If you are old enough, you will recall this phrase when you went to the movies in the 1950s. That was when during the double-feature era before 1960, movie theatres did not list show times in newspapers. If they did, few paid attention to them. You just showed up and entered the dark theatre while one of the movies was playing. You would wait a few seconds for your eyes to adjust to the dark and then shuffle to empty seats. A few hours later came that memorable moment when you or one of your companions would nudge the others and say, “This is where we came in.” Then you’d shuffle out.

This was common. You were not the only ones. It was an ingrained habit to arrive at any old time. Others who came in at some other time did the same thing. People were continuously entering and leaving the theatre. How could we understand the movie’s plot while watching it beginning at some scene in the middle on to the end, and then from the beginning to the middle? It now seems crazy but our brains seemed to do mental splicing that did not require much effort. But we really lost something in the experience. When you saw the ending prior to the beginning, you did not gain from the introductory set up of the plot and the characters.

This weirdness, to us now, stopped when the movie Psycho, directed by the famous director Alfred Hitchcock, was released. Hitchcock demanded movie theatre owners not let people enter the theatre until the movie was over. Hitchcock did not want people to see this thriller’s ending after movie’s psychological setup. Theatre owners protested, fearing lost ticket sales. But Hitchcock’s demands prevailed, and as is often said, the rest is history.

What is the parallel to enterprise performance management solutions, like strategy maps, scorecards/dashboards, activity based costing, driver-based budgeting and so on? The parallel is organizations routinely start in the middle! They purchase commercial software and then try to figure out how to implement it.
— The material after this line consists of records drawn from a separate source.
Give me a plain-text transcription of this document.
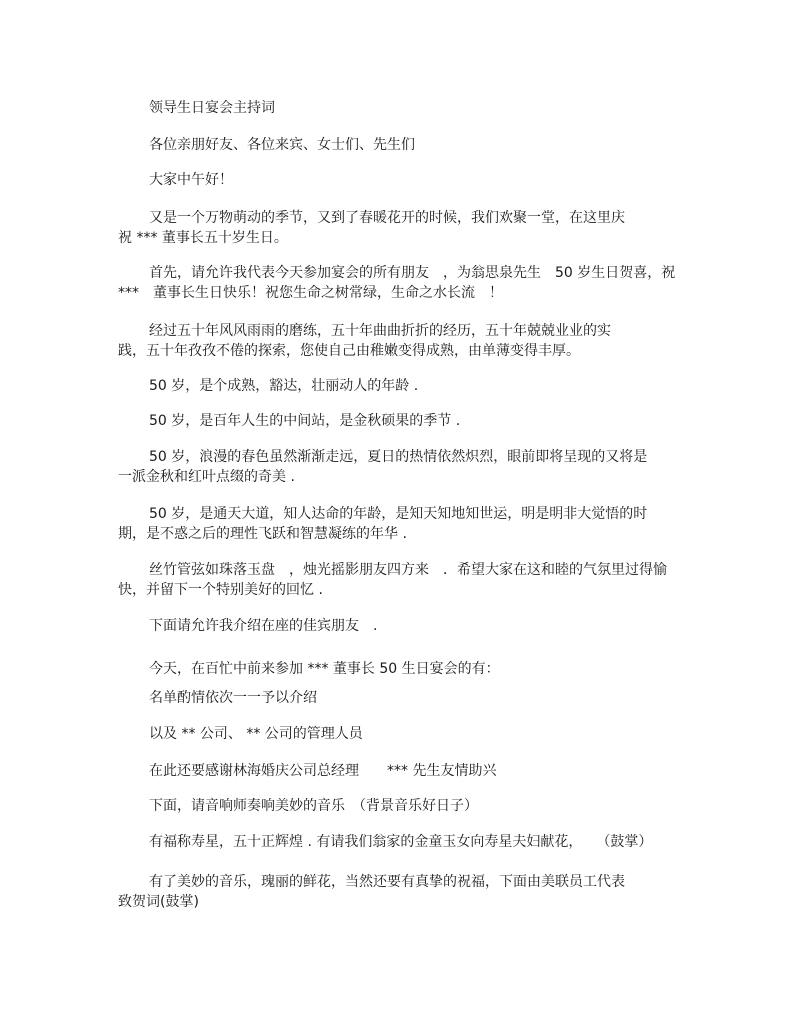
领导生日宴会主持词
各位亲朋好友、各位来宾、女士们、先生们
大家中午好！
又是一个万物萌动的季节，又到了春暖花开的时候，我们欢聚一堂，在这里庆
祝 *** 董事长五十岁生日。
首先，请允许我代表今天参加宴会的所有朋友　，为翁思泉先生　50 岁生日贺喜，祝
***　董事长生日快乐！祝您生命之树常绿，生命之水长流　！
经过五十年风风雨雨的磨练，五十年曲曲折折的经历，五十年兢兢业业的实
践，五十年孜孜不倦的探索，您使自己由稚嫩变得成熟，由单薄变得丰厚。
50 岁，是个成熟，豁达，壮丽动人的年龄 .
50 岁，是百年人生的中间站，是金秋硕果的季节 .
50 岁，浪漫的春色虽然渐渐走远，夏日的热情依然炽烈，眼前即将呈现的又将是
一派金秋和红叶点缀的奇美 .
50 岁，是通天大道，知人达命的年龄，是知天知地知世运，明是明非大觉悟的时
期，是不惑之后的理性飞跃和智慧凝练的年华 .
丝竹管弦如珠落玉盘　，烛光摇影朋友四方来　．希望大家在这和睦的气氛里过得愉
快，并留下一个特别美好的回忆 .
下面请允许我介绍在座的佳宾朋友　.
今天，在百忙中前来参加 *** 董事长 50 生日宴会的有：
名单酌情依次一一予以介绍
以及 ** 公司、 ** 公司的管理人员
在此还要感谢林海婚庆公司总经理　　*** 先生友情助兴
下面，请音响师奏响美妙的音乐　（背景音乐好日子）
有福称寿星，五十正辉煌 . 有请我们翁家的金童玉女向寿星夫妇献花，　　（鼓掌）
有了美妙的音乐，瑰丽的鲜花，当然还要有真挚的祝福，下面由美联员工代表
致贺词(鼓掌)
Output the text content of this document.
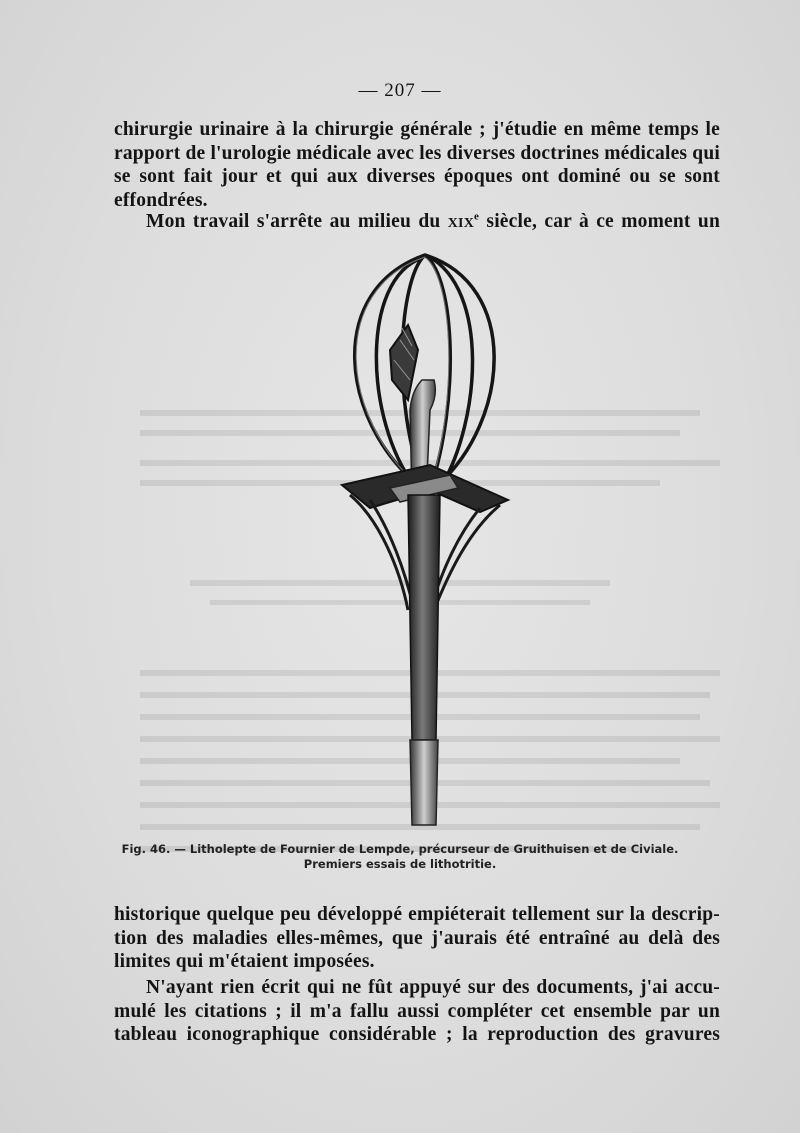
— 207 —
chirurgie urinaire à la chirurgie générale ; j'étudie en même temps le
rapport de l'urologie médicale avec les diverses doctrines médicales qui
se sont fait jour et qui aux diverses époques ont dominé ou se sont
effondrées.
Mon travail s'arrête au milieu du xix$^e$ siècle, car à ce moment un
Fig. 46. — Litholepte de Fournier de Lempde, précurseur de Gruithuisen et de Civiale.
Premiers essais de lithotritie.
historique quelque peu développé empiéterait tellement sur la descrip-
tion des maladies elles-mêmes, que j'aurais été entraîné au delà des
limites qui m'étaient imposées.
N'ayant rien écrit qui ne fût appuyé sur des documents, j'ai accu-
mulé les citations ; il m'a fallu aussi compléter cet ensemble par un
tableau iconographique considérable ; la reproduction des gravures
Make no mistake. Commercial software is essential to successfully realizing the benefits of each performance management solution. It is even more critical to integrate the solutions – the heart of realizing the full vision of enterprise performance management. (As full disclosure, my employer SAS sells integrated performance management software.) Performance management software is even more powerful when each methodology is imbedded with analytics of all flavors. The message here is that it is preferable initiate implementing these solutions by first having a strategy and plan for its application combined with motivational inspiration from the executive team and a behavioral change management readiness-for-change program.

Although many organizations do start with purchasing the software and then do the mental splicing, as we once did in the movie theatres, it just works better when you do the setup to achieve the fullest impact. This is how Alfred Hitchcock would have advised us.